Setelah sebelumnya Gus Dur menjabat presiden Indonesia, kini giliran KH Ma’ruf Amin menempati posisi yang kurang lebih serupa, sebagai wakil presiden.
Keduanya merupakan Kiai penting NU dengan masing-masing pernah memegang posisi krusial dalam roda organisasi.
Gusdur pernah mengarsiteki NU sejak tahun 1984 hingga era reformasi, sementara KH Ma’ruf Amin pernah memegang kendali Rois Aam Pengurus Besar Nahdlatul Ulama untuk periode 2015-2020.
Posisi ini menurut laporan NU Online kemudian diambil alih oleh KH Miftachul Akhyar melalui hasil rapat pleno pada Sabtu, 22 September 2018 sebagai tindak lanjut pencalonan KH Ma’ruf Amin sebagai calon wakil presiden.
Sepak terjang kiai dalam pentas politik nasional memang ditunggu-tunggu akan memberikan warna lain kepemimpinan.
Kehadirannya diandalkan sebab diharapkan mampu mengelaborasi sentuhan religiusitas atas nilai-nilai keagamaannya sebagai solusi persoalan umat yang kompleks.
Di masa kepemimpinan Gus Dur sebagai presiden, mesti singkat, ia mampu memberikan warna perubahan khususnya dalam hal inklusivitas ide keberagamaan.
Ia berhasil menyelesaikan beragam persoalan intoleransi dan diskriminasi dalam dinamika politik yang terjadi pasca-reformasi.
Kelak, banyak orang mengelukannya sebagai peletak fondasi praktik toleransi dan tokoh pluralisme Indonesia.
Di masa Gus Dur pula, persoalan diskriminasi etnis minoritas Tionghoa yang mewabah bertahun-tahun dapat diselesaikan.

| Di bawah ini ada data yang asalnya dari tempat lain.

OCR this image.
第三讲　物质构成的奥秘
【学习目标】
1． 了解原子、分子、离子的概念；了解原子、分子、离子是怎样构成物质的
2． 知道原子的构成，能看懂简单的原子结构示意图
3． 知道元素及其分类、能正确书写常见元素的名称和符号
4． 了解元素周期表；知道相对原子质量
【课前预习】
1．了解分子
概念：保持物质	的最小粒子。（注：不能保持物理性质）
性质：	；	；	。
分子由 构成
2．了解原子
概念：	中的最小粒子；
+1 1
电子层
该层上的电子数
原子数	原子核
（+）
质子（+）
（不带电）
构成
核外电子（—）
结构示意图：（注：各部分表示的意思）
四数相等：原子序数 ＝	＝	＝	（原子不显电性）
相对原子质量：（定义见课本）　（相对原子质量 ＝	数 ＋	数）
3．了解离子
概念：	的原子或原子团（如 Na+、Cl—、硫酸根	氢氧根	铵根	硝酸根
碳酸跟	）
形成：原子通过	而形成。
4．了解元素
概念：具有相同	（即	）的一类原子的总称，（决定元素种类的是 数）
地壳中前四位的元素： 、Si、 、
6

Ide-ide Gus Dur yang ia instal dalam kebijakan bernegara, secara ontologi memang tidak terlepas dari khazanah keislaman NU yang ia resapi.

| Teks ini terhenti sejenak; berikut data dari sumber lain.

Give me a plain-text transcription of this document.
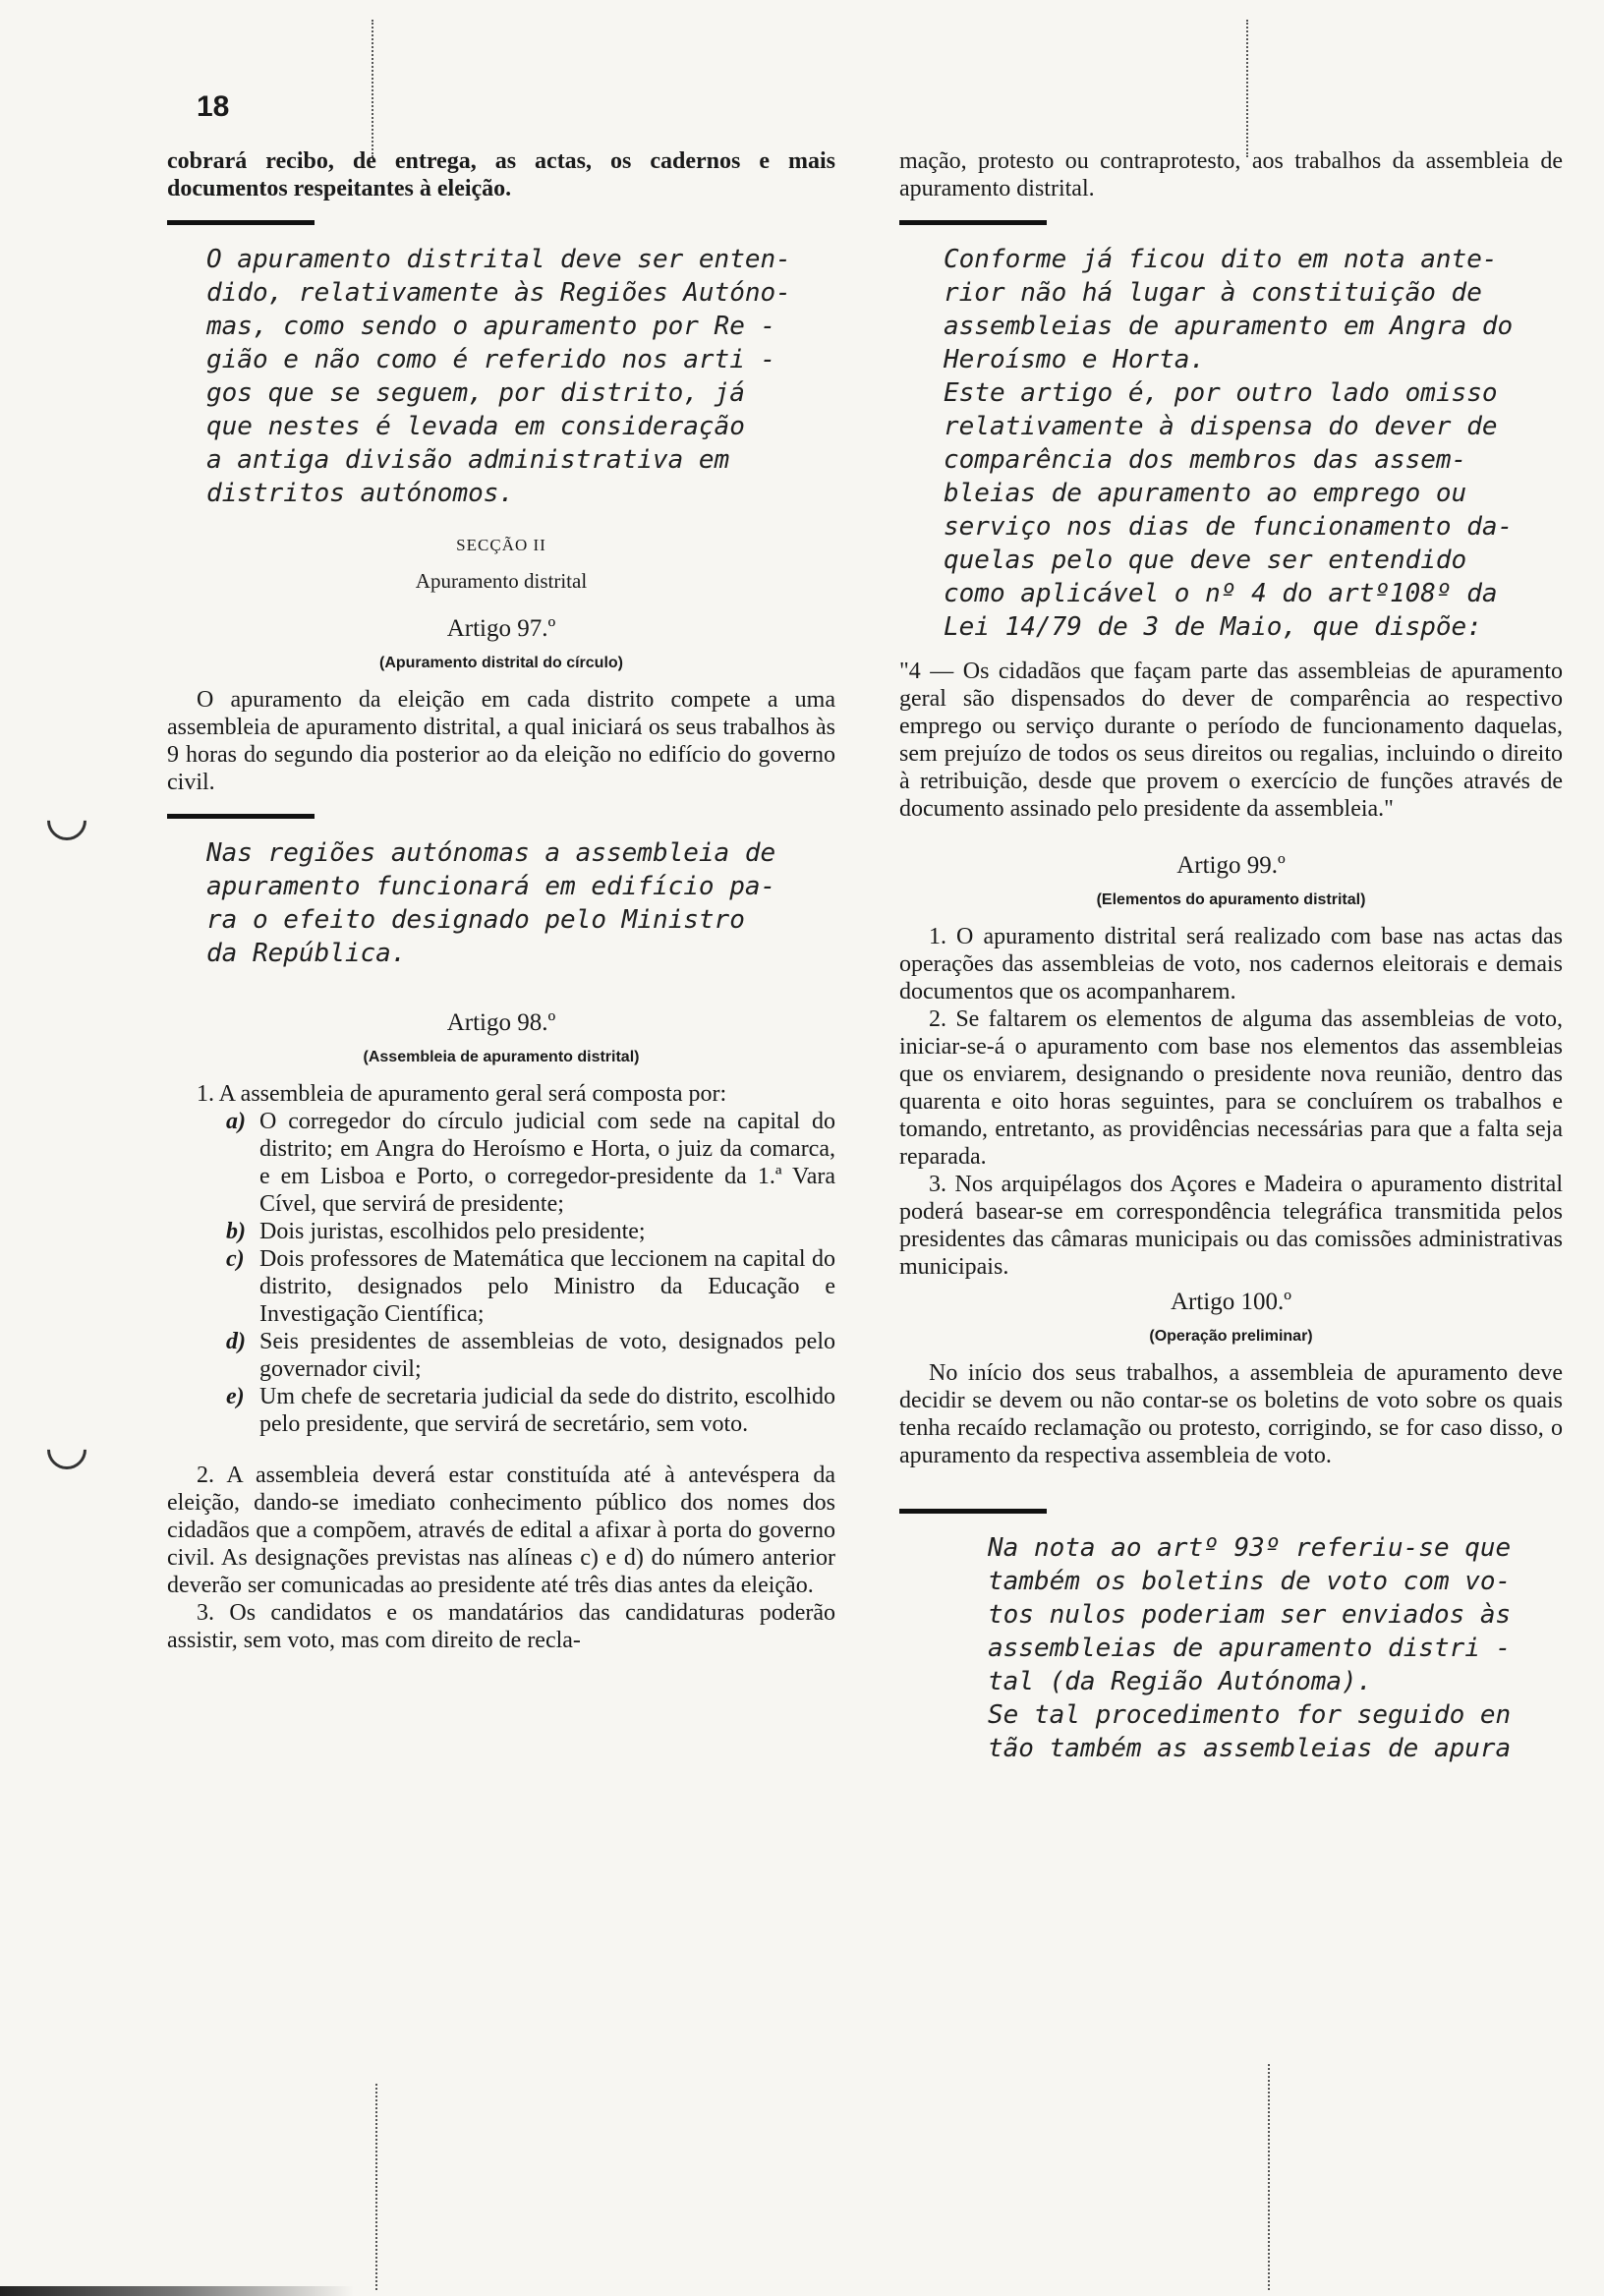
18

cobrará recibo, de entrega, as actas, os cadernos e mais documentos respeitantes à eleição.

O apuramento distrital deve ser enten-
dido, relativamente às Regiões Autóno-
mas, como sendo o apuramento por Re -
gião e não como é referido nos arti -
gos que se seguem, por distrito, já
que nestes é levada em consideração
a antiga divisão administrativa em
distritos autónomos.

SECÇÃO II
Apuramento distrital
Artigo 97.º
(Apuramento distrital do círculo)

O apuramento da eleição em cada distrito compete a uma assembleia de apuramento distrital, a qual iniciará os seus trabalhos às 9 horas do segundo dia posterior ao da eleição no edifício do governo civil.

Nas regiões autónomas a assembleia de
apuramento funcionará em edifício pa-
ra o efeito designado pelo Ministro
da República.

Artigo 98.º
(Assembleia de apuramento distrital)

1. A assembleia de apuramento geral será composta por:

a) O corregedor do círculo judicial com sede na capital do distrito; em Angra do Heroísmo e Horta, o juiz da comarca, e em Lisboa e Porto, o corregedor-presidente da 1.ª Vara Cível, que servirá de presidente;
b) Dois juristas, escolhidos pelo presidente;
c) Dois professores de Matemática que leccionem na capital do distrito, designados pelo Ministro da Educação e Investigação Científica;
d) Seis presidentes de assembleias de voto, designados pelo governador civil;
e) Um chefe de secretaria judicial da sede do distrito, escolhido pelo presidente, que servirá de secretário, sem voto.

2. A assembleia deverá estar constituída até à antevéspera da eleição, dando-se imediato conhecimento público dos nomes dos cidadãos que a compõem, através de edital a afixar à porta do governo civil. As designações previstas nas alíneas c) e d) do número anterior deverão ser comunicadas ao presidente até três dias antes da eleição.

3. Os candidatos e os mandatários das candidaturas poderão assistir, sem voto, mas com direito de recla-

mação, protesto ou contraprotesto, aos trabalhos da assembleia de apuramento distrital.

Conforme já ficou dito em nota ante-
rior não há lugar à constituição de
assembleias de apuramento em Angra do
Heroísmo e Horta.
Este artigo é, por outro lado omisso
relativamente à dispensa do dever de
comparência dos membros das assem-
bleias de apuramento ao emprego ou
serviço nos dias de funcionamento da-
quelas pelo que deve ser entendido
como aplicável o nº 4 do artº108º da
Lei 14/79 de 3 de Maio, que dispõe:

"4 — Os cidadãos que façam parte das assembleias de apuramento geral são dispensados do dever de comparência ao respectivo emprego ou serviço durante o período de funcionamento daquelas, sem prejuízo de todos os seus direitos ou regalias, incluindo o direito à retribuição, desde que provem o exercício de funções através de documento assinado pelo presidente da assembleia."

Artigo 99.º
(Elementos do apuramento distrital)

1. O apuramento distrital será realizado com base nas actas das operações das assembleias de voto, nos cadernos eleitorais e demais documentos que os acompanharem.

2. Se faltarem os elementos de alguma das assembleias de voto, iniciar-se-á o apuramento com base nos elementos das assembleias que os enviarem, designando o presidente nova reunião, dentro das quarenta e oito horas seguintes, para se concluírem os trabalhos e tomando, entretanto, as providências necessárias para que a falta seja reparada.

3. Nos arquipélagos dos Açores e Madeira o apuramento distrital poderá basear-se em correspondência telegráfica transmitida pelos presidentes das câmaras municipais ou das comissões administrativas municipais.

Artigo 100.º
(Operação preliminar)

No início dos seus trabalhos, a assembleia de apuramento deve decidir se devem ou não contar-se os boletins de voto sobre os quais tenha recaído reclamação ou protesto, corrigindo, se for caso disso, o apuramento da respectiva assembleia de voto.

Na nota ao artº 93º referiu-se que
também os boletins de voto com vo-
tos nulos poderiam ser enviados às
assembleias de apuramento distri -
tal (da Região Autónoma).
Se tal procedimento for seguido en
tão também as assembleias de apura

Misalnya, di masa kepemimpinan Gus Dur, ia berhasil membawa NU kembali kepada khittah-nya sebagai organisasi kemasyarakatan setelah beberapa tahun upaya tersebut selalu gagal.
Khittah ini penting bagi NU karena kembali membebankan organisasi dan elitenya untuk lebih peka terhadap persoalan umat di akar rumput ketimbang asyik berselancar di dunia politik praktis.
Seperti dilansir dari buku Khittah dan Khidmah NU, beberapa khittah ini juga menyangkut sikap kemasyarakatan NU yang terdiri dari 4 prinsip ideologi ahlu sunnah wal jama’ah:
Pertama yakni Tawassuth dan I’tidal, artinya NU berupaya untuk selalu bersikap moderat, lurus di tengah-tengah kehidupan bersama, tidak condong pada satu sisi ekstrem, dan berbuat adil secara konsisiten.
Kedua, Tasamuh, atau toleran terhadap perbedaan pandangan baik dalam hal keagamaan, kemasyarakatan, dan kebudayaan.